Call Me Icarus
Wednesday, December 25, 2024
It’s Christmas morning and I feel like I’m supposed to have words about miracles, magic, and the mayhem of joy that surrounds the hijacking of a pagan fun time in the woods by crass capitalism where we all sit around either a dying tree or a fake one and convince ourselves that the game of gift roulette where we all pretend to be overcome by joy because whatever it is well, it’s just what we always wanted is bringing us closer as a family.
I would tell you that I’ve only become a curmudgeon recently, but this kind of muttering into my cups about the holiday season has been part of my personality for a while. It’s a combination of an instinctive aversion to fun because said fun has often been defined for me by others and the understanding that tinsel and the other assorted trappings of this most festive time of year exist because someone found a way to monetize genuine joy.
Part of my Autism Journey (and yes, I’m capitalizing that because I’m that pretentious and plus it feels more like I’m marching to Mordor and not just gazing deeper into my own navel) has been a series of attempts at flight toward untrammeled joy, letting the big emotions we all have but end up expressing themselves differently if you’re neurodiverse bubble up to the surface.

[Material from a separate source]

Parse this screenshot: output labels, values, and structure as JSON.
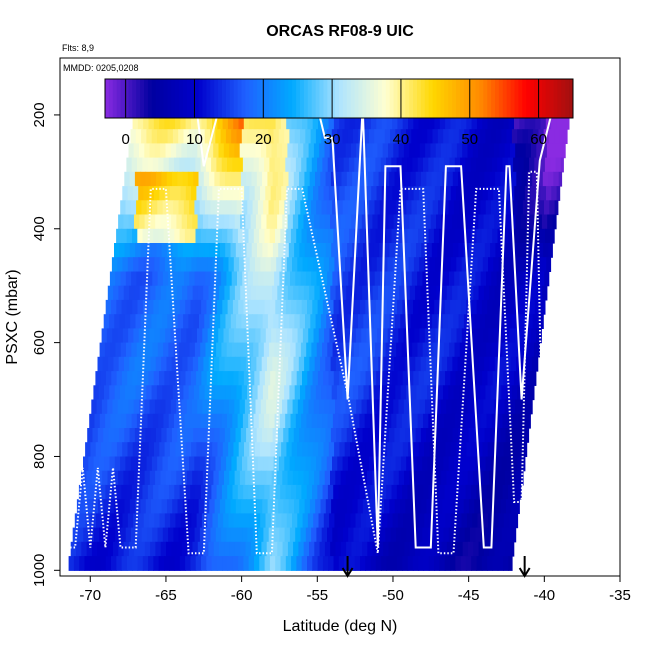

Inevitably, this leads to someone telling me that’s too much. That I’ve crossed some sort of line I didn’t know existed. To calm down, rein it in. So the wings melt, curling under the rays of expectation, and the next time they unfurl, they’re a little smaller. Less elaborate. Less exuberant. Just so long as they’re less.
Until that moment someone tells me that it’s not too much. That they want to see me try the big wings this time. To sit with me and be there with my big feelings and my big joy and not tell me to dial it back. But to build those wings as big as I damn well please.